Gillian Summers, NRI’s Communications Specialist, who joined Aurora in 2017, said, “overall, the Aurora programme made me realise the skills, competencies, and knowledge I already have – and how to use them effectively.” She related how, at a University-led Aurora group, alumni discussed sharing the valuable lessons learnt with male colleagues across the institute, especially regarding leadership versus ‘management’.
Gillian credits Aurora for giving her an invaluable network of like-minded women professionals who are interested in becoming true leaders. She explains: “the idea that we, together, can change the culture of Higher Education is a breath of fresh air – you could almost see the realisation dawning on the women present. As well as a shift in mindset, the programme gave me concrete, solid advice, tips and strategies for bringing about changes in my job, department, institute, university and career going forward.”

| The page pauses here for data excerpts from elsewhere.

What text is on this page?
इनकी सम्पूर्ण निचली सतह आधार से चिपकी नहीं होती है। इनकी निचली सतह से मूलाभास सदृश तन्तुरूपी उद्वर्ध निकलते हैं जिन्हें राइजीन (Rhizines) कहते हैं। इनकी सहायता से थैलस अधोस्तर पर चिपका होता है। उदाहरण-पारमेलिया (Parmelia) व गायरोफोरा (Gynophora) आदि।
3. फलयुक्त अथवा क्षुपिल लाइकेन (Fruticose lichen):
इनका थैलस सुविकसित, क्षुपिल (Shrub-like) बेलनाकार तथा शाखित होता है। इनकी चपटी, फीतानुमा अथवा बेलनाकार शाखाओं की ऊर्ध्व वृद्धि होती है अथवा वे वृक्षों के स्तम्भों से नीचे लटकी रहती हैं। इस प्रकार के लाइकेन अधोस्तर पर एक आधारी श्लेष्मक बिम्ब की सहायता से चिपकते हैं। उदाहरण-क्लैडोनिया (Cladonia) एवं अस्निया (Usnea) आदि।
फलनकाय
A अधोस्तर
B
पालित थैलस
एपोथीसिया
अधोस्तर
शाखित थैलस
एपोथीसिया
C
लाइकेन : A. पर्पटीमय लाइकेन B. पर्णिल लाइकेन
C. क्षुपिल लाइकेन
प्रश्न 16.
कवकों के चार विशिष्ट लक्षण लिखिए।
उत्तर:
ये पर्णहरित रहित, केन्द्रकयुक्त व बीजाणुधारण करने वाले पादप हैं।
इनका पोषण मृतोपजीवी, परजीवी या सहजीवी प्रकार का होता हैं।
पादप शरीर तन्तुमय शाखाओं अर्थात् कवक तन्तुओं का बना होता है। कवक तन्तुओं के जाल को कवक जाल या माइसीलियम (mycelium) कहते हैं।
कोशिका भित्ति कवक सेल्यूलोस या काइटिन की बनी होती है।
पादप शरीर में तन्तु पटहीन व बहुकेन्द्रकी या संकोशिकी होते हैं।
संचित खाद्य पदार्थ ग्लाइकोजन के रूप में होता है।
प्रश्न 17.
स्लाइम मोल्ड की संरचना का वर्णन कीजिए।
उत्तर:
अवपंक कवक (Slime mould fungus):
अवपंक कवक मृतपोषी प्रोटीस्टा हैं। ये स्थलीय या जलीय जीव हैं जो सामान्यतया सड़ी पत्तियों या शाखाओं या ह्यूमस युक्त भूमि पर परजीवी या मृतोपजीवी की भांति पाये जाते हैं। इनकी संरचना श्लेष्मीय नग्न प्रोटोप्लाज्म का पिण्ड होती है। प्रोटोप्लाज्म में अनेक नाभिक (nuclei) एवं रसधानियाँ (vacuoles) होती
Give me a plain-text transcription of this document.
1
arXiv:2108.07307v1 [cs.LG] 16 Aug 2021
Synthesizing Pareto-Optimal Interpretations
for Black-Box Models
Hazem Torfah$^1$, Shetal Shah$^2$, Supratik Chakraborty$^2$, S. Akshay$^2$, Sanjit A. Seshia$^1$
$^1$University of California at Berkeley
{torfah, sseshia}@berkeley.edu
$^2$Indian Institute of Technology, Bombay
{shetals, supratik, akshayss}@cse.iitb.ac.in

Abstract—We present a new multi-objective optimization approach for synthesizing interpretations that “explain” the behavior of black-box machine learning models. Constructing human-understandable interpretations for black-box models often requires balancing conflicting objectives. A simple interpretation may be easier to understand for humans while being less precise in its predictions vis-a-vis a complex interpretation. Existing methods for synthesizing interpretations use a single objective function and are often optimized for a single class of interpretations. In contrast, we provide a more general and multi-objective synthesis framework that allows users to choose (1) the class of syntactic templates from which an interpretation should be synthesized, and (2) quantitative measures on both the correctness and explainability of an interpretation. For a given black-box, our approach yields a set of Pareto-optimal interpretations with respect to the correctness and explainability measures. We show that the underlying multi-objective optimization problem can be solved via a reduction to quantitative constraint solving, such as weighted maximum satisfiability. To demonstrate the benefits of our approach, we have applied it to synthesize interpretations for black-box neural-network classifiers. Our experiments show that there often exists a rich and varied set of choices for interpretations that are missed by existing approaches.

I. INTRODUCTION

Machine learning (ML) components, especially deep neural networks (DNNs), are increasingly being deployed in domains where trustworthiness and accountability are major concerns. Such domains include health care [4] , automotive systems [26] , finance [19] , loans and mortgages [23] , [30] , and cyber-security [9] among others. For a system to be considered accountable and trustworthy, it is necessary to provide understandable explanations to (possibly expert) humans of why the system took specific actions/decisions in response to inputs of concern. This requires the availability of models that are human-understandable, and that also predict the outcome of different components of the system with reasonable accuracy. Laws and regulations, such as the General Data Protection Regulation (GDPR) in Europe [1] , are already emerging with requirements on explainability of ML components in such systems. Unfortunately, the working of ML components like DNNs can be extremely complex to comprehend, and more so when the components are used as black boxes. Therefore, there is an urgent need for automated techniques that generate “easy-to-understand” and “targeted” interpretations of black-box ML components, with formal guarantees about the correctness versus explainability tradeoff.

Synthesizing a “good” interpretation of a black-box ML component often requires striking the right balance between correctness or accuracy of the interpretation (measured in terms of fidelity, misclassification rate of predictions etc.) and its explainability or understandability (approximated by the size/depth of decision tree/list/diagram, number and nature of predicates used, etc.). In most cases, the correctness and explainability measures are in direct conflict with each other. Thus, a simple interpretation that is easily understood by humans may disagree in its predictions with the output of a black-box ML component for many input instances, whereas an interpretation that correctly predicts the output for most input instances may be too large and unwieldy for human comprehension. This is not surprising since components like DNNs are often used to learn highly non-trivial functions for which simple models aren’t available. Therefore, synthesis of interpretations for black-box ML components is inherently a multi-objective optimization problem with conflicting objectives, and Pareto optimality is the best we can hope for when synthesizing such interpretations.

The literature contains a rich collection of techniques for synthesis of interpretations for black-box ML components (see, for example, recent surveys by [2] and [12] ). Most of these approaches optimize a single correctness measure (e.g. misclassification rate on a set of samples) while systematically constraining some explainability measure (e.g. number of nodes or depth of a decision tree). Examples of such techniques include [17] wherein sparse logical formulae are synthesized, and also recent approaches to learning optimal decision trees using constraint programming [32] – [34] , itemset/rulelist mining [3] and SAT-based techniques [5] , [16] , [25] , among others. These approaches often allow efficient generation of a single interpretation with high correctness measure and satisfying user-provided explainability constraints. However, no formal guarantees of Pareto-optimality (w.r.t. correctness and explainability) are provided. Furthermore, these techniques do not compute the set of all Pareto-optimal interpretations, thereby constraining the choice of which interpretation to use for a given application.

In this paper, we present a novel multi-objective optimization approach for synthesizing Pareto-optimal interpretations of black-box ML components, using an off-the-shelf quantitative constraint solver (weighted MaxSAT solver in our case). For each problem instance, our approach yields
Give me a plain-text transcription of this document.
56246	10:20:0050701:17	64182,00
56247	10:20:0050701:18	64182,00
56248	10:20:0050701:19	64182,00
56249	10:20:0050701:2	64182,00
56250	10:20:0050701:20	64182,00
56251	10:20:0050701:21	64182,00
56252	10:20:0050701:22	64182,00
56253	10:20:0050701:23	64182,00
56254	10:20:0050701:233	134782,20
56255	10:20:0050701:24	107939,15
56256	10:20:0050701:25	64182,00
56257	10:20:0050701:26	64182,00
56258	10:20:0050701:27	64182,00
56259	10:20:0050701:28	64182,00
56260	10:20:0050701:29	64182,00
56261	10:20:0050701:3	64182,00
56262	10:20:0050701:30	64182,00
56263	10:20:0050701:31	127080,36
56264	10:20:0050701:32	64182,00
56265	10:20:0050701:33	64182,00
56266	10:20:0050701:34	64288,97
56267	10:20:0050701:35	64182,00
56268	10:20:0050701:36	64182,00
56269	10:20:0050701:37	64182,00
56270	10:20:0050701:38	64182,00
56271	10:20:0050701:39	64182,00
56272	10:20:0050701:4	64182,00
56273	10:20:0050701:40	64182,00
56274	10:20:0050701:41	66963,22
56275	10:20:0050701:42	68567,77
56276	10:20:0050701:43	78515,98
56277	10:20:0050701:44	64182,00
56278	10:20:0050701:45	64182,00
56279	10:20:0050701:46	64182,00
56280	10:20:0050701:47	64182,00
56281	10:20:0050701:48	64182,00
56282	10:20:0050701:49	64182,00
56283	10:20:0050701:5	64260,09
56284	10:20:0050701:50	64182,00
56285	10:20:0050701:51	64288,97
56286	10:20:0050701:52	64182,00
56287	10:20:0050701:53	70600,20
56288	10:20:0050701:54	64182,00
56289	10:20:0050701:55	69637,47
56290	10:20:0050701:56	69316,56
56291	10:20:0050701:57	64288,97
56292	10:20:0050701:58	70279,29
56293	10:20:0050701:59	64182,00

Over the past six years, 5,895 women from over 175 institutions across the UK and Ireland have participated in Aurora and the women from NRI have benefitted from being part of a supportive and empathetic group of professionals.
Caroline Troy, a “shrinking violet no more”, deserves the last word as she is now actively and enthusiastically taking on tasks at work that she’d never have dared to before. “Aurora has taught me to view things differently, think differently, and more importantly act differently. I hoped to just gain confidence from Aurora, however I gained an awful lot more.”